The scoop was well-researched. The facts were checked and rechecked by our staffer Cyril Almeida to further confirm the proceedings of a meeting where the prime minister and representatives of the Foreign Office and the ‘establishment’ were present. Approved by the editor, the story accurately reported what transpired at the meeting, and there is no doubt the truth embarrassed ‘the establishment’. This led to a well-orchestrated and relentless campaign in the print, electronic and social media against the paper, with hirelings demonising the Dawn editor, CEO and Almeida. Dawn’s circulation, too, was curtailed. However, the truth has a way of revealing itself, for subsequent events proved the paper right — that the state had indeed nourished sections of religiously motivated militants and hurt the country’s long-term interests. Regretfully, no hired mouth had the conscience to eat his words.

Often, reacting to a perceived hurt, the power wielders exhibit a sorry lack of common sense. Let us, for instance, examine their reaction to a knife attack in London by a British national of Kashmiri origin. It was a crime by an individual and no one had accused the state of Pakistan of the murder. But ‘the establishment’ used all the power it had to suppress its publication in the Pakistani media. When the whole world had come to know of it, what purpose did it serve to black out the news in Pakistan? A few days later, the deceased attacker’s (he was killed by police) parents came to Pakistan with his body and took it to Azad Kashmir for burial. While the rest of the media was coerced into ignoring it, this paper published what was a harmless bit of information. Nevertheless, the establishment showed a loss of rectitude, as goons in front of the Karachi Press Club demanded the hanging of Dawn’s editor and CEO. They must have embarrassed whoever was bankrolling them by raising slogans of ‘zindabad’ in favour of an intelligence agency.

Even in today’s toxic atmosphere, people jump to conclusions over a certain editorial or news display or a picture published or not published and accuse Dawn of being on the wrong side. The perception is absurd.

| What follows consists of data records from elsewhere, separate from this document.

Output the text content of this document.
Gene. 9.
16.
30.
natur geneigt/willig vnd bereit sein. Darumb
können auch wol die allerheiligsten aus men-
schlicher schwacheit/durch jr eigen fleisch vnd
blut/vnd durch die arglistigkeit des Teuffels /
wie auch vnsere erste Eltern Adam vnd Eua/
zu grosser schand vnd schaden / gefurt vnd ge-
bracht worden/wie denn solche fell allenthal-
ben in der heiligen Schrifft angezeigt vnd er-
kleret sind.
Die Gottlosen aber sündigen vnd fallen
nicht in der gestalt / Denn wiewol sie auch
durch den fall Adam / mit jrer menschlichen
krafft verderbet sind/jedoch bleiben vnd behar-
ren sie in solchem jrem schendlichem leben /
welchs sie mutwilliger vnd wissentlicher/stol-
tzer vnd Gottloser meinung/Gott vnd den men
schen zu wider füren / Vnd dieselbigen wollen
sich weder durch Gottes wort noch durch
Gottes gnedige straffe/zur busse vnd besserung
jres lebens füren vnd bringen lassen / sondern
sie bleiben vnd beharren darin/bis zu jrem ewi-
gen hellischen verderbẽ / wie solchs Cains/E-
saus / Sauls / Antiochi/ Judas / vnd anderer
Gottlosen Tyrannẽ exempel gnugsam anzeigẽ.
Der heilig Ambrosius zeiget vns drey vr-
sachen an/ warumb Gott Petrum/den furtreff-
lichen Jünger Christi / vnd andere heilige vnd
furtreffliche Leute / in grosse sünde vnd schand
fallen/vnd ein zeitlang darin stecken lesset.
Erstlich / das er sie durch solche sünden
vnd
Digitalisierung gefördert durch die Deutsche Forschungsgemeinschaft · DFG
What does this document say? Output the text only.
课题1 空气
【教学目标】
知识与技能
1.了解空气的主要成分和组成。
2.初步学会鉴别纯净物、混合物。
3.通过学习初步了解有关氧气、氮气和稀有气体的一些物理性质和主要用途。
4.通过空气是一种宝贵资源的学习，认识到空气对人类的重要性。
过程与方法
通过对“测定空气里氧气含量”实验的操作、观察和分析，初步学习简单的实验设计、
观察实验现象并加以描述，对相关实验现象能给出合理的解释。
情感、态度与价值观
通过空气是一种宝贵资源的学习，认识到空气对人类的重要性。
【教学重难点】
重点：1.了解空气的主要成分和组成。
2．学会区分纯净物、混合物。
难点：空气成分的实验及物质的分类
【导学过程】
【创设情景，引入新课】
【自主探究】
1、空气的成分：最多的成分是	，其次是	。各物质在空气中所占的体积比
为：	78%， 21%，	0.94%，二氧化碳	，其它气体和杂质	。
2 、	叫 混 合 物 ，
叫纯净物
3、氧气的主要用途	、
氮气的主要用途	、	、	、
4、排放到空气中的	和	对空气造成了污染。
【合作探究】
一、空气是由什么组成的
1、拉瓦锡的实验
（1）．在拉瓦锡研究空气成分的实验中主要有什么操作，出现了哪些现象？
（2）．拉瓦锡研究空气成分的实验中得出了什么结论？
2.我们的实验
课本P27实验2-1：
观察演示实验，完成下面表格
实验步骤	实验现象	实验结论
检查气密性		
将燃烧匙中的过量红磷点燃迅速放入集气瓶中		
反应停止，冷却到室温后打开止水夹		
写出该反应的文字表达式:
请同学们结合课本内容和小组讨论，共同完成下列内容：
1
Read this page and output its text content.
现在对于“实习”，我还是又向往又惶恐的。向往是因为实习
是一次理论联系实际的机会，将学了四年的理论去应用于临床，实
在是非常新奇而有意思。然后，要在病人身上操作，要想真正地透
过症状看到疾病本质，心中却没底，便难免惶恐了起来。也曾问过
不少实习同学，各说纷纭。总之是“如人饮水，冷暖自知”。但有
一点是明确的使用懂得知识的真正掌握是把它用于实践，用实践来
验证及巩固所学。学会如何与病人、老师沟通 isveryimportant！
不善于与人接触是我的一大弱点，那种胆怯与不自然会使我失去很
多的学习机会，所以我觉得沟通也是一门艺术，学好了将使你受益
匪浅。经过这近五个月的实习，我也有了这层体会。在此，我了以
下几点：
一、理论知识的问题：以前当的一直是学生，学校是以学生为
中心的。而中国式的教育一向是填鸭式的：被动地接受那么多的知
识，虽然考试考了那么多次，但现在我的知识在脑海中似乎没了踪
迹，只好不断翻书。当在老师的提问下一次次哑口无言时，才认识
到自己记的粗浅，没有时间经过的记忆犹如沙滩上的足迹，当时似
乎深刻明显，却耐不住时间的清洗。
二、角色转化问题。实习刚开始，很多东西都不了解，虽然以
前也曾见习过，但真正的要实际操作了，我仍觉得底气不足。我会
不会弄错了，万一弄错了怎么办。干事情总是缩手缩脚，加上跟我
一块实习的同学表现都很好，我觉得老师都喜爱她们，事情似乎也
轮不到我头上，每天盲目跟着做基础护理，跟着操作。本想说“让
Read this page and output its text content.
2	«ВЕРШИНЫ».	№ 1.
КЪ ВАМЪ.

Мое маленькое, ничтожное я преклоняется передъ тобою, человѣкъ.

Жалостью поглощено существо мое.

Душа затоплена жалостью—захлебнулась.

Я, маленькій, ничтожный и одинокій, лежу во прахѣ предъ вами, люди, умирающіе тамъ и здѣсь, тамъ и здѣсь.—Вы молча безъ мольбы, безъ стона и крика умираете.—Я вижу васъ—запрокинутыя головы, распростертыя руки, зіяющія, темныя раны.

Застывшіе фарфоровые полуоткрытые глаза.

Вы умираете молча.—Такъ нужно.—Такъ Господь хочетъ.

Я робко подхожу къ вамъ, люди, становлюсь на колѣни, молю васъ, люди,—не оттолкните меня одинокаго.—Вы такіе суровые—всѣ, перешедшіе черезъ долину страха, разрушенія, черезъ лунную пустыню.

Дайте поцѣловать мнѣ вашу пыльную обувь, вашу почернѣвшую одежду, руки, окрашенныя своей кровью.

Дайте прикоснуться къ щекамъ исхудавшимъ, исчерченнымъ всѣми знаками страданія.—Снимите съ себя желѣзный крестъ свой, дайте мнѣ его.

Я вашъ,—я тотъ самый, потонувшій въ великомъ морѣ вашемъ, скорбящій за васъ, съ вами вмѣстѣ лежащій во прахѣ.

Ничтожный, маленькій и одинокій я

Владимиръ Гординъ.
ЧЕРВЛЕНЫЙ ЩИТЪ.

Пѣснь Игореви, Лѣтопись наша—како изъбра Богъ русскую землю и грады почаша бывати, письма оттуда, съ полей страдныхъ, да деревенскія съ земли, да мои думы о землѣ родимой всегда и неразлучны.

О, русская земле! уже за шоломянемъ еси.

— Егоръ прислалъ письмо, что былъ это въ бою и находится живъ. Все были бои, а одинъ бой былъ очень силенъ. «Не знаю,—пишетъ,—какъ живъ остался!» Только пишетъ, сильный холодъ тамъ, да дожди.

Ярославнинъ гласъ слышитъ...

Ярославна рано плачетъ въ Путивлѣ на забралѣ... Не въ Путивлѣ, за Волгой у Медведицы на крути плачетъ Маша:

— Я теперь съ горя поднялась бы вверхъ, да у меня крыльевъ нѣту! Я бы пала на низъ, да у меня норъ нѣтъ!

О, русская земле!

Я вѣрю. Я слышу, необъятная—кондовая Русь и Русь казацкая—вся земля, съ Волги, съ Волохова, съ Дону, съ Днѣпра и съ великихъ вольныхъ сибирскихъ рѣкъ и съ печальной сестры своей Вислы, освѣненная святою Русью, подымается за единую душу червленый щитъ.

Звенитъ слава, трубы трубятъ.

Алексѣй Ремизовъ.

It is true Dawn was a Muslim League paper in the first decade of our hard-won freedom, but it gradually moved towards an independent policy. Today, this paper observes consistency in policy despite pressures and threats, it upholds fundamental rights, stands for free speech, defends the rights of minorities, women and underprivileged sections and opposes religious and ethnic extremism. It has no sacred cows, though indeed it does have enemies among the temporary wielders of power.